Alors que les affrontements s’intensifient dans l’Est de la République démocratique du Congo (RDC), environ 280 mercenaires roumains, engagés par Kinshasa pour soutenir les Forces armées congolaises (FARDC) contre les rebelles du M23, ont été désarmés et ont franchi la frontière rwandaise, a annoncé l’armée du Rwanda.
Dans un communiqué publié sur sa plateforme X, les Forces de défense rwandaises (RDF) affirment avoir « accueilli et escorté plus de 280 mercenaires roumains ayant combattu aux côtés des FARDC dans l’Est de la RDC ». Selon la même source, ces combattants se seraient rendus au M23 après la chute de Goma, avant d’être transférés vers Kigali.
Les autorités congolaises n’ont pas encore commenté ces informations. Cet événement illustre l’extrême complexité du conflit qui secoue l’Est de la RDC, où les tensions entre Kinshasa et Kigali sont exacerbées par des accusations réciproques de soutien à des groupes armés. La prise de Goma et la fuite des mercenaires mettent en lumière la gravité de la crise sécuritaire et humanitaire qui frappe la région.
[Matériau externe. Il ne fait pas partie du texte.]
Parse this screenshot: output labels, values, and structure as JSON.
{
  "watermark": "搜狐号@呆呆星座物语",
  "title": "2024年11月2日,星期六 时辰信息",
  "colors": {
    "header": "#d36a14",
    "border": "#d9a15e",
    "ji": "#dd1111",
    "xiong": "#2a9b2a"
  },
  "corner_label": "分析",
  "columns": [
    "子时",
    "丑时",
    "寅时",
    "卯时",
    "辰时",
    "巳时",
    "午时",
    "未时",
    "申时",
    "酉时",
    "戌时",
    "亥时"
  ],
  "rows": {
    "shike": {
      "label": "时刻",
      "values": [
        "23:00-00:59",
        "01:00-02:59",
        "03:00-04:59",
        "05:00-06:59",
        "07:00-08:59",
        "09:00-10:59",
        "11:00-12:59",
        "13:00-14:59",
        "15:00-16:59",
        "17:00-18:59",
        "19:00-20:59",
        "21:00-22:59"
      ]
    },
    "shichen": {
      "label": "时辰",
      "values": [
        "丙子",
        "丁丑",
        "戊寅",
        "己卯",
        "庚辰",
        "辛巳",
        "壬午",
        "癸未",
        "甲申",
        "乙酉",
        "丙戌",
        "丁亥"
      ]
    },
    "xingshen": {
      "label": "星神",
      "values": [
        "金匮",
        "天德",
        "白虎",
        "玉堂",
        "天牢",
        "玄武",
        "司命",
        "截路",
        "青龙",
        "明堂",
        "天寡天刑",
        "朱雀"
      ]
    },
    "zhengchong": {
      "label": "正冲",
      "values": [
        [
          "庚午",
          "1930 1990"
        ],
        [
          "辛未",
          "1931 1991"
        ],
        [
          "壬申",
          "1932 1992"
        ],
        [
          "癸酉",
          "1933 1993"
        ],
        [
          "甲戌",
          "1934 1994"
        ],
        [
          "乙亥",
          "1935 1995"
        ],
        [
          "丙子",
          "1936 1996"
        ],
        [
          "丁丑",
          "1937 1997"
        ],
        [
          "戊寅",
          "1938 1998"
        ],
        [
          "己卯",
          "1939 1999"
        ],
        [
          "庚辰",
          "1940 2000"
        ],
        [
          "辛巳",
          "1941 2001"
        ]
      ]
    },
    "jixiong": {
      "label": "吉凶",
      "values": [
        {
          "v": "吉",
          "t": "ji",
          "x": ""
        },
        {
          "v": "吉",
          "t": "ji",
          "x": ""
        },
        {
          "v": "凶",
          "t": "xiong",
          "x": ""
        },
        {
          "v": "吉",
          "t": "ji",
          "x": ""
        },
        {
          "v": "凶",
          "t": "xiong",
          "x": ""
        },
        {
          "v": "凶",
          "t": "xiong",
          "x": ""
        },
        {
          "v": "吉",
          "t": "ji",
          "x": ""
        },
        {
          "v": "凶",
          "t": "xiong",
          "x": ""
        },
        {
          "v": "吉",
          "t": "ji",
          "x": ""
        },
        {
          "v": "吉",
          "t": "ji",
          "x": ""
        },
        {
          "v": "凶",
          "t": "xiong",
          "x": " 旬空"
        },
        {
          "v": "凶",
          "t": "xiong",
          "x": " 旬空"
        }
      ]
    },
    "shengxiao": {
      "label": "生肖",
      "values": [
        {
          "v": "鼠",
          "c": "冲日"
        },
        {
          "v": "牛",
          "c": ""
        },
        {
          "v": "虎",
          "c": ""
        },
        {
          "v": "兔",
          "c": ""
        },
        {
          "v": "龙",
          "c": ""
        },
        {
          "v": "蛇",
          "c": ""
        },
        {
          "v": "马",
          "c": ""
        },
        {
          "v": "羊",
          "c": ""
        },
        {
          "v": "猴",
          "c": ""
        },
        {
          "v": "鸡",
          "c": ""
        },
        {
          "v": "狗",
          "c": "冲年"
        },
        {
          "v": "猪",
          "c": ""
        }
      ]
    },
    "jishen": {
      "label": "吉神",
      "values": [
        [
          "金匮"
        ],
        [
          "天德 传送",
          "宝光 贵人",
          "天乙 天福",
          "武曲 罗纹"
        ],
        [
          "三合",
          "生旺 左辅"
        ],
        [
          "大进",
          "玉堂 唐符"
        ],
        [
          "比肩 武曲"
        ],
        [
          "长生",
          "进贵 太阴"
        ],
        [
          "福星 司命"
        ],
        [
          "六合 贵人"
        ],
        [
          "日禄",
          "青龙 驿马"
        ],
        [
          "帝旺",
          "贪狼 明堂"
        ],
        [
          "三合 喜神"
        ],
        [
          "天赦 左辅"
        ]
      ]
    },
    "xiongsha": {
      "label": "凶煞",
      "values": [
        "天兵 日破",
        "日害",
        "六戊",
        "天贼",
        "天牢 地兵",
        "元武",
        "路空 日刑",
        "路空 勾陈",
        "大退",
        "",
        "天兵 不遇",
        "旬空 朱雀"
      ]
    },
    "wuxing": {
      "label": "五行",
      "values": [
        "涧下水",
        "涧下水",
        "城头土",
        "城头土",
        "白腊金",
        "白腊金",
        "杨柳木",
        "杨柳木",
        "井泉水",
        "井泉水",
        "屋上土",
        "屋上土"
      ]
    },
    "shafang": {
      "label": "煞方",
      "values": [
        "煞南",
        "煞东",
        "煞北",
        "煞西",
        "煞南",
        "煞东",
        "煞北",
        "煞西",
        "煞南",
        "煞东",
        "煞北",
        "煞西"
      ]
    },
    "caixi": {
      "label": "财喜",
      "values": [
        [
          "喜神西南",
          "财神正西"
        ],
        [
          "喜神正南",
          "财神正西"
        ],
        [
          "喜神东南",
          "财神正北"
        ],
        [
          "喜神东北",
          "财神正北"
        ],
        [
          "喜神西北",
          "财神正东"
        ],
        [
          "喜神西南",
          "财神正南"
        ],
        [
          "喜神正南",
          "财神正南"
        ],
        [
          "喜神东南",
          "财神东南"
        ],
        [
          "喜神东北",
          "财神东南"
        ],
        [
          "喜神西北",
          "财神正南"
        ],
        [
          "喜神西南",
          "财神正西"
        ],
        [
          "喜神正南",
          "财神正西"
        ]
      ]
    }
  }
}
Face à cette escalade, la communauté internationale s’inquiète. Des appels ont été lancés pour exiger le retrait des troupes rwandaises du territoire congolais et instaurer un cessez-le-feu. En réponse à la situation, des réunions d’urgence du Conseil de sécurité de l’ONU ont été convoquées.
Le M23, groupe rebelle formé en 2012 par des militaires dissidents des FARDC, avait été vaincu en 2013 grâce à l’intervention de l’armée congolaise et des Casques bleus de la MONUSCO. Toutefois, en 2022, il a repris les hostilités et conquis plusieurs localités du Nord-Kivu, province frontalière du Rwanda et de l’Ouganda.
Kinshasa accuse Kigali d’appuyer activement cette rébellion pour exploiter les ressources minières congolaises, des allégations confirmées par plusieurs rapports onusiens. Le gouvernement congolais qualifie le M23 de groupe « terroriste » et exclut toute négociation.
De son côté, le Rwanda rejette ces accusations, soutenant que le M23 est un mouvement congolais, dirigé par des Congolais. Kigali affirme également avoir, par le passé, désarmé des rebelles du M23 réfugiés sur son sol avant de remettre leur armement aux autorités congolaises.
Le Rwanda se considère également menacé par les alliances de Kinshasa avec des groupes armés tels que les miliciens Wazalendo et les Forces démocratiques de libération du Rwanda (FDLR), accusés d’avoir participé au génocide rwandais. Pour Kigali, ces collaborations feraient partie d’une stratégie visant à déstabiliser son régime.
Alors que les tensions s’intensifient, la situation dans l’Est de la RDC demeure explosive, rendant toute issue pacifique de plus en plus incertaine.